Another notable aspect of the Act is the adoption of varied evidence-collection methods, as seen in the expansion of the permissibility to wiretap communications, the system for the collection of evidence with cooperation by a suspect under the agreement on prosecution, and others. Having expressed its opposition to the easy expansion of the permissible scope of wiretapping communication, the JFBA is going to strictly monitor whether the requirements: (1) that it would be very difficult to collect the evidences without wiretapping; and (2) that wiretapping shall target the communications which relate to an organizational crime; are construed and applied in a legitimate manner. Further, the JFBA will exercise its continuous efforts in establishing a system such as an independent monitoring institution in order to prevent unjust violations of privacy or secrecy of communications. In the meantime, regarding the new evidence-collection system under agreement, the JFBA will closely observe how the credibility of the statements given under agreement is evaluated, with due consideration to the risk of implication of an innocent person for the purpose of reduced charges, to ensure that such system does not cause any miscarriages of justice.

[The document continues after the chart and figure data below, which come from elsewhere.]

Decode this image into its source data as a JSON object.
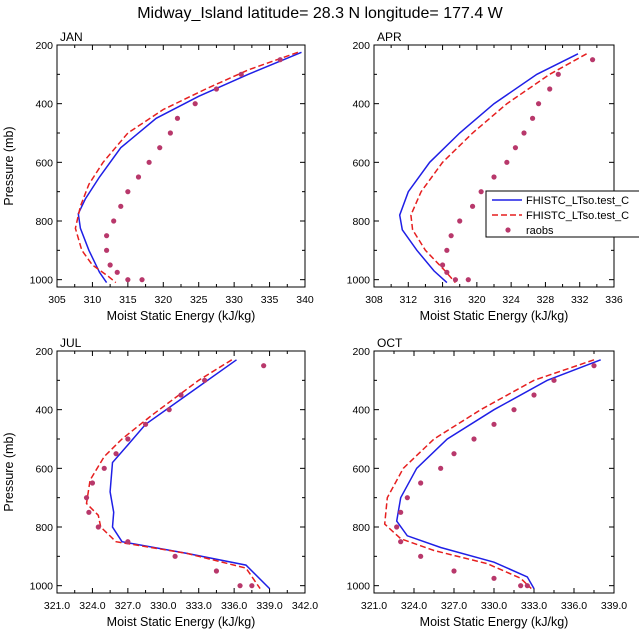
{
  "figure": {
    "title": "Midway_Island  latitude= 28.3 N longitude= 177.4 W"
  },
  "legend": {
    "entries": [
      {
        "label": "FHISTC_LTso.test_C",
        "color": "#1f1fe6",
        "style": "solid"
      },
      {
        "label": "FHISTC_LTso.test_C",
        "color": "#e61f1f",
        "style": "dashed"
      },
      {
        "label": "raobs",
        "color": "#b8386b",
        "style": "dots"
      }
    ]
  },
  "chart_data": [
    {
      "type": "line",
      "title": "JAN",
      "xlabel": "Moist Static Energy (kJ/kg)",
      "ylabel": "Pressure (mb)",
      "xlim": [
        305,
        340
      ],
      "ylim": [
        1025,
        200
      ],
      "xticks": [
        305,
        310,
        315,
        320,
        325,
        330,
        335,
        340
      ],
      "xticklabels": [
        "305",
        "310",
        "315",
        "320",
        "325",
        "330",
        "335",
        "340"
      ],
      "yticks": [
        200,
        400,
        600,
        800,
        1000
      ],
      "yticklabels": [
        "200",
        "400",
        "600",
        "800",
        "1000"
      ],
      "series": [
        {
          "name": "FHISTC_LTso.test_C (blue)",
          "color": "#1f1fe6",
          "dash": "",
          "x": [
            339.5,
            332,
            325,
            319,
            314,
            311,
            309,
            308,
            308.3,
            309.5,
            311,
            312
          ],
          "y": [
            225,
            300,
            375,
            450,
            550,
            650,
            725,
            775,
            825,
            900,
            975,
            1010
          ]
        },
        {
          "name": "FHISTC_LTso.test_C (red)",
          "color": "#e61f1f",
          "dash": "6,3",
          "x": [
            339,
            332,
            326,
            320,
            315,
            311.5,
            309.5,
            308.3,
            307.6,
            308.5,
            310,
            312.3,
            313.3
          ],
          "y": [
            225,
            285,
            350,
            420,
            500,
            600,
            675,
            750,
            825,
            900,
            950,
            990,
            1010
          ]
        },
        {
          "name": "raobs",
          "color": "#b8386b",
          "type": "scatter",
          "x": [
            336.5,
            331,
            327.5,
            324.5,
            322,
            321,
            319.5,
            318,
            316.5,
            315,
            314,
            313,
            312,
            312,
            312.5,
            313.5,
            315,
            317
          ],
          "y": [
            250,
            300,
            350,
            400,
            450,
            500,
            550,
            600,
            650,
            700,
            750,
            800,
            850,
            900,
            950,
            975,
            1000,
            1000
          ]
        }
      ]
    },
    {
      "type": "line",
      "title": "APR",
      "xlabel": "Moist Static Energy (kJ/kg)",
      "ylabel": "",
      "xlim": [
        308,
        336
      ],
      "ylim": [
        1025,
        200
      ],
      "xticks": [
        308,
        312,
        316,
        320,
        324,
        328,
        332,
        336
      ],
      "xticklabels": [
        "308",
        "312",
        "316",
        "320",
        "324",
        "328",
        "332",
        "336"
      ],
      "yticks": [
        200,
        400,
        600,
        800,
        1000
      ],
      "yticklabels": [
        "200",
        "400",
        "600",
        "800",
        "1000"
      ],
      "series": [
        {
          "name": "FHISTC_LTso.test_C (blue)",
          "color": "#1f1fe6",
          "dash": "",
          "x": [
            331.8,
            327,
            322,
            318,
            314.5,
            312,
            311,
            311.3,
            313,
            315,
            316.5
          ],
          "y": [
            230,
            300,
            400,
            500,
            600,
            700,
            780,
            830,
            900,
            970,
            1010
          ]
        },
        {
          "name": "FHISTC_LTso.test_C (red)",
          "color": "#e61f1f",
          "dash": "6,3",
          "x": [
            332.8,
            328.5,
            323.5,
            319.5,
            316,
            313.5,
            312.3,
            312.5,
            314,
            316.3,
            317.5
          ],
          "y": [
            230,
            300,
            400,
            500,
            600,
            700,
            780,
            830,
            900,
            970,
            1010
          ]
        },
        {
          "name": "raobs",
          "color": "#b8386b",
          "type": "scatter",
          "x": [
            333.5,
            329.5,
            328.5,
            327.2,
            326.5,
            325.5,
            324.5,
            323.5,
            322,
            320.5,
            319.5,
            318,
            317,
            316.5,
            316,
            316.5,
            317.5,
            319
          ],
          "y": [
            250,
            300,
            350,
            400,
            450,
            500,
            550,
            600,
            650,
            700,
            750,
            800,
            850,
            900,
            950,
            975,
            1000,
            1000
          ]
        }
      ]
    },
    {
      "type": "line",
      "title": "JUL",
      "xlabel": "Moist Static Energy (kJ/kg)",
      "ylabel": "Pressure (mb)",
      "xlim": [
        321,
        342
      ],
      "ylim": [
        1025,
        200
      ],
      "xticks": [
        321,
        324,
        327,
        330,
        333,
        336,
        339,
        342
      ],
      "xticklabels": [
        "321.0",
        "324.0",
        "327.0",
        "330.0",
        "333.0",
        "336.0",
        "339.0",
        "342.0"
      ],
      "yticks": [
        200,
        400,
        600,
        800,
        1000
      ],
      "yticklabels": [
        "200",
        "400",
        "600",
        "800",
        "1000"
      ],
      "series": [
        {
          "name": "FHISTC_LTso.test_C (blue)",
          "color": "#1f1fe6",
          "dash": "",
          "x": [
            336.2,
            332,
            328.5,
            327,
            325.7,
            325.5,
            325.8,
            325.7,
            326.5,
            332,
            337,
            339
          ],
          "y": [
            230,
            350,
            450,
            520,
            580,
            680,
            750,
            800,
            850,
            890,
            930,
            1010
          ]
        },
        {
          "name": "FHISTC_LTso.test_C (red)",
          "color": "#e61f1f",
          "dash": "6,3",
          "x": [
            335.8,
            333,
            329,
            326.5,
            325,
            323.8,
            323.5,
            324.5,
            324.7,
            326,
            332,
            337,
            338.2
          ],
          "y": [
            230,
            300,
            420,
            500,
            560,
            640,
            720,
            760,
            800,
            850,
            890,
            940,
            1010
          ]
        },
        {
          "name": "raobs",
          "color": "#b8386b",
          "type": "scatter",
          "x": [
            338.5,
            333.5,
            331.5,
            330.5,
            328.5,
            327,
            326,
            325,
            324,
            323.5,
            323.7,
            324.5,
            327,
            331,
            334.5,
            336.5,
            337.5
          ],
          "y": [
            250,
            300,
            350,
            400,
            450,
            500,
            550,
            600,
            650,
            700,
            750,
            800,
            850,
            900,
            950,
            1000,
            1000
          ]
        }
      ]
    },
    {
      "type": "line",
      "title": "OCT",
      "xlabel": "Moist Static Energy (kJ/kg)",
      "ylabel": "",
      "xlim": [
        321,
        339
      ],
      "ylim": [
        1025,
        200
      ],
      "xticks": [
        321,
        324,
        327,
        330,
        333,
        336,
        339
      ],
      "xticklabels": [
        "321.0",
        "324.0",
        "327.0",
        "330.0",
        "333.0",
        "336.0",
        "339.0"
      ],
      "yticks": [
        200,
        400,
        600,
        800,
        1000
      ],
      "yticklabels": [
        "200",
        "400",
        "600",
        "800",
        "1000"
      ],
      "series": [
        {
          "name": "FHISTC_LTso.test_C (blue)",
          "color": "#1f1fe6",
          "dash": "",
          "x": [
            338,
            334,
            330,
            326.5,
            324.2,
            323,
            322.7,
            323.5,
            326,
            330,
            332.5,
            333
          ],
          "y": [
            230,
            300,
            400,
            500,
            600,
            700,
            780,
            830,
            870,
            920,
            970,
            1010
          ]
        },
        {
          "name": "FHISTC_LTso.test_C (red)",
          "color": "#e61f1f",
          "dash": "6,3",
          "x": [
            337.5,
            333,
            329,
            325.5,
            323.2,
            322,
            321.8,
            323,
            325.5,
            329.5,
            332,
            332.8
          ],
          "y": [
            230,
            300,
            400,
            500,
            600,
            700,
            790,
            840,
            880,
            925,
            975,
            1010
          ]
        },
        {
          "name": "raobs",
          "color": "#b8386b",
          "type": "scatter",
          "x": [
            337.5,
            334.5,
            333,
            331.5,
            330,
            328.5,
            327,
            326,
            324.5,
            323.5,
            323,
            322.7,
            323,
            324.5,
            327,
            330,
            332,
            332.5
          ],
          "y": [
            250,
            300,
            350,
            400,
            450,
            500,
            550,
            600,
            650,
            700,
            750,
            800,
            850,
            900,
            950,
            975,
            1000,
            1000
          ]
        }
      ]
    }
  ]
}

In addition, the audio/video recording of the interrogations for an accused who is detained in another indicted case (an issue which was subject to discussion during the deliberations in the House of Councilor’s Judicial Affairs Committee) should obviously also be regarded as mandatory, as this precisely falls under the situation in which a “detained suspect” is interrogated in the same manner as in the interrogation for a suspect in other pre-indictment cases. The application of the Act will also have to be strictly monitored from the perspective of ensuring that the scope of required audio/video recording should not be wrongfully limited.

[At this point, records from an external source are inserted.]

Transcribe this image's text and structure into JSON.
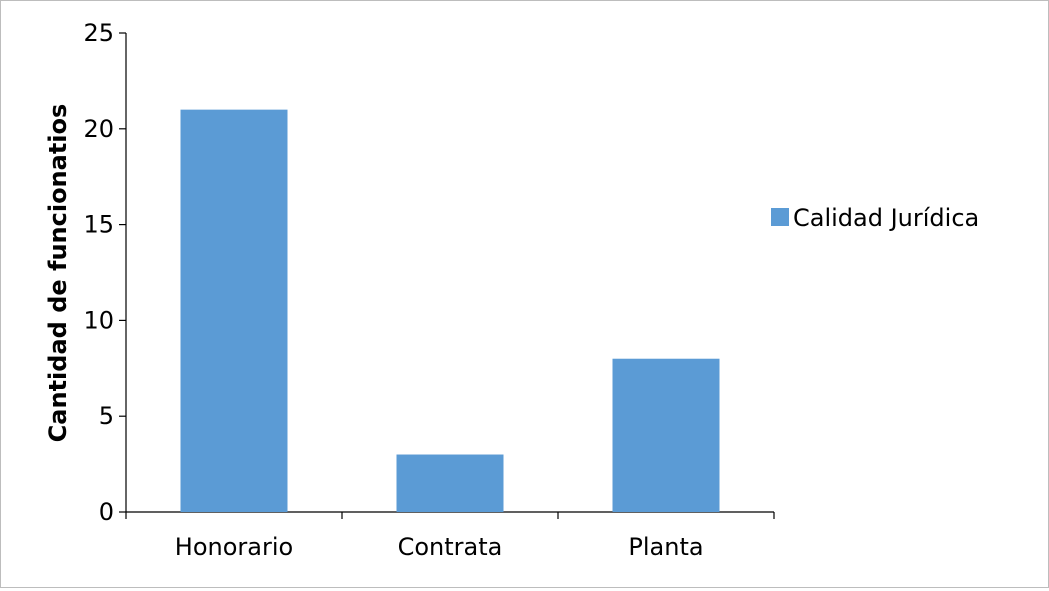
{
  "chart_data": {
    "type": "bar",
    "categories": [
      "Honorario",
      "Contrata",
      "Planta"
    ],
    "series": [
      {
        "name": "Calidad Jurídica",
        "values": [
          21,
          3,
          8
        ]
      }
    ],
    "title": "",
    "xlabel": "",
    "ylabel": "Cantidad de funcionatios",
    "ylim": [
      0,
      25
    ],
    "yticks": [
      "0",
      "5",
      "10",
      "15",
      "20",
      "25"
    ],
    "grid": false,
    "legend_position": "right",
    "colors": {
      "bar": "#5b9bd5",
      "axis": "#000000"
    }
  }
}
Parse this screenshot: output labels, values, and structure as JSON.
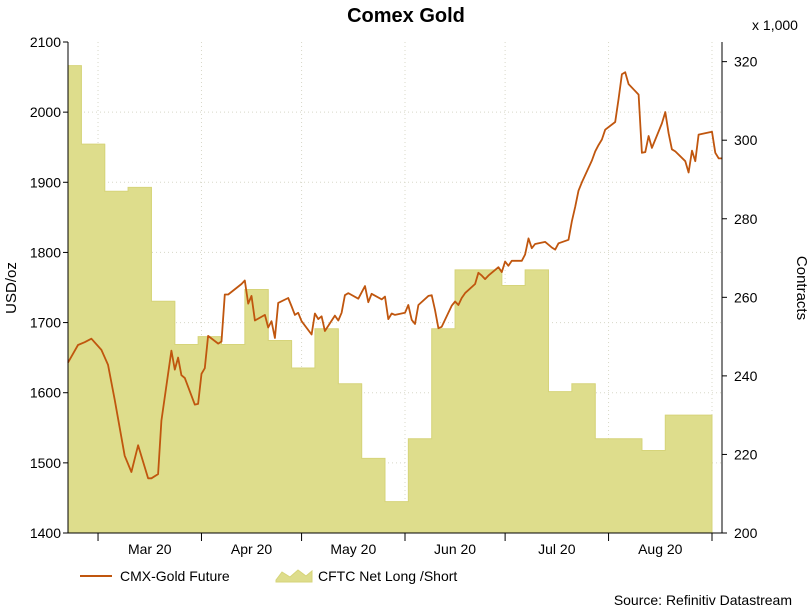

In order to establish a criminal justice system which prevents the bringing of false charges, the JFBA will provide training to the JFBA's members to enable them to properly practice under the new system. In addition, in view of the fact that the system is expected to be reviewed three years after the enforcement of the Act, and in order to resolve the remaining issues, it is essential to continuously collect and analyze details of actual cases useful as legislative facts in order to bring about the realization of fully transparent interrogations of suspects in every single case, while at the same time, the information on the actual circumstances of the criminal justice system should be broadly informed to the public. Moreover, sustained efforts must be directed toward achieving remaining goals such as: (i) Further expansion of the system for disclosing evidence; (ii) Enhancement of the system for disclosing evidence in the proceedings for retrial requests; (iii) Improvement of the detention and bail system; (iv) Provision of a guarantee to grant suspects an opportunity to receive legal advice prior to interrogations; and (v) Establishment of the right to have counsel present for interrogations.


The JFBA hereby expresses its determination to commit to making every effort to advance the reform process together with the public and relevant parties, as well as all attorneys and bar associations throughout Japan.